Он чуть наклонился к ней:
– Только мать зовет меня Эйденом.
Она отстранилась:
– Так я для тебя теперь как мать, так, что ли?
– Не совсем. Хотя из тебя бы вышла неплохая мамочка.
– Подумайте, какой пай-мальчик, воды не замутит.
– Тебя замутил.
Глаза у нее на мгновение вспыхнули. Светлые глаза цвета базилика.
– Тебе надо бы сходить покаяться.
– Не нужно мне каяться, ни в чем и ни перед кем. Иди сама.
– Почему я?
Он пожал плечами.
Она прислонилась к двери, вздохнула. Глаза у нее были усталые. Ему хотелось стиснуть ее и сжимать долго, до изнеможения.
– Что ты говорила Джо?
Нора сделала шаг вперед, сложила руки на груди:
– О чем?
– О моем боксе.
Она грустно улыбнулась:
– Говорила, что ты больше никогда не выйдешь на ринг. Только и всего.
– Только и всего?
– Я по твоему лицу вижу, Дэнни. Ты это разлюбил.

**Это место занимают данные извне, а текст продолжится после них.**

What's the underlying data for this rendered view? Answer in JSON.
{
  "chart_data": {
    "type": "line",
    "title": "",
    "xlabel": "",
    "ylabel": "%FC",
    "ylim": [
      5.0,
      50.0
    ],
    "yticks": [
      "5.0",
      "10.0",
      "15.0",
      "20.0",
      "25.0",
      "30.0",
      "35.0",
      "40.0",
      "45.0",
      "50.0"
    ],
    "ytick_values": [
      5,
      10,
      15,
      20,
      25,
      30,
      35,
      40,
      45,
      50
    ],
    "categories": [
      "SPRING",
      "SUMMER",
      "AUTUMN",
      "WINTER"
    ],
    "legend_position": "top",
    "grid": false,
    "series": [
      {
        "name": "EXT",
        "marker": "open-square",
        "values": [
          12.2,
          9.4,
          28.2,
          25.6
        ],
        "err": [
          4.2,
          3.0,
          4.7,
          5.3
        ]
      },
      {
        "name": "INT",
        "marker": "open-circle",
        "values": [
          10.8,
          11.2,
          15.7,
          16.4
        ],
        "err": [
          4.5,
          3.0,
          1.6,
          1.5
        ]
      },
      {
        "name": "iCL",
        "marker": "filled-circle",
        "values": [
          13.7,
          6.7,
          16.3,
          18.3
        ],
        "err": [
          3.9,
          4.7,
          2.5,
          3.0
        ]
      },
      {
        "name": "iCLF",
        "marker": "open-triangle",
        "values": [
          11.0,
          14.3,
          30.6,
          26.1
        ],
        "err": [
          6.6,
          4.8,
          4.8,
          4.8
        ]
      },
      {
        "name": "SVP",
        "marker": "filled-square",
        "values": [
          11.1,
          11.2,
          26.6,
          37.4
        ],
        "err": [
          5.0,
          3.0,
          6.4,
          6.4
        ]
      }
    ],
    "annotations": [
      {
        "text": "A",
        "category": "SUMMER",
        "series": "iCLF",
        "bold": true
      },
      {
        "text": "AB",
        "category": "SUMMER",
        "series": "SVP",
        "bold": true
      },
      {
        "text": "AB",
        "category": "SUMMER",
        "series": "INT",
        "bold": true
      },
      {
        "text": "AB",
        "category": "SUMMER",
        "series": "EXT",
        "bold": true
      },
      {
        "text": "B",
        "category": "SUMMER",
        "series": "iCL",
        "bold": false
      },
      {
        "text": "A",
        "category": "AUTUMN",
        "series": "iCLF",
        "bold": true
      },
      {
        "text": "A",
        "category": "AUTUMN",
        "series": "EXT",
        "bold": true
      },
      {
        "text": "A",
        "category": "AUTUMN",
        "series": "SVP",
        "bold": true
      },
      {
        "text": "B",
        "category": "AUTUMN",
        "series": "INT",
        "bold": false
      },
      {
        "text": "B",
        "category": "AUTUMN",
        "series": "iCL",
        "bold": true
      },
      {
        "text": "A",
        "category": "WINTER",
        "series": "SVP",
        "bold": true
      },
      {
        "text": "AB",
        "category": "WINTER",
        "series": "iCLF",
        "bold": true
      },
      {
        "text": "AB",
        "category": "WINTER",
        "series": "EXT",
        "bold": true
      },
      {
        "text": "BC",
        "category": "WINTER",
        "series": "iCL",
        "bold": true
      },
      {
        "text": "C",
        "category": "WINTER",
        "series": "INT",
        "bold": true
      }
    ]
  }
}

Ему захотелось кивнуть, но он сдержался. Она угадала, и ему было мучительно осознавать, что она видит его насквозь. Всегда видела. И всегда будет видеть. Он иногда задумывался о своих прошлых ипостасях, о разных Дэнни: о Дэнни-мальчишке, о Дэнни, когда-то мечтавшем стать президентом, о Дэнни, который хотел поступить в колледж, о Дэнни, который слишком поздно понял, что влюбился в Нору. Но главный из этого множества Дэнни был в собственности у Норы, и она обходилась с ним как с вещицей, болтающейся у нее где-то на дне сумочки, среди крупинок талька и случайных мелких монеток.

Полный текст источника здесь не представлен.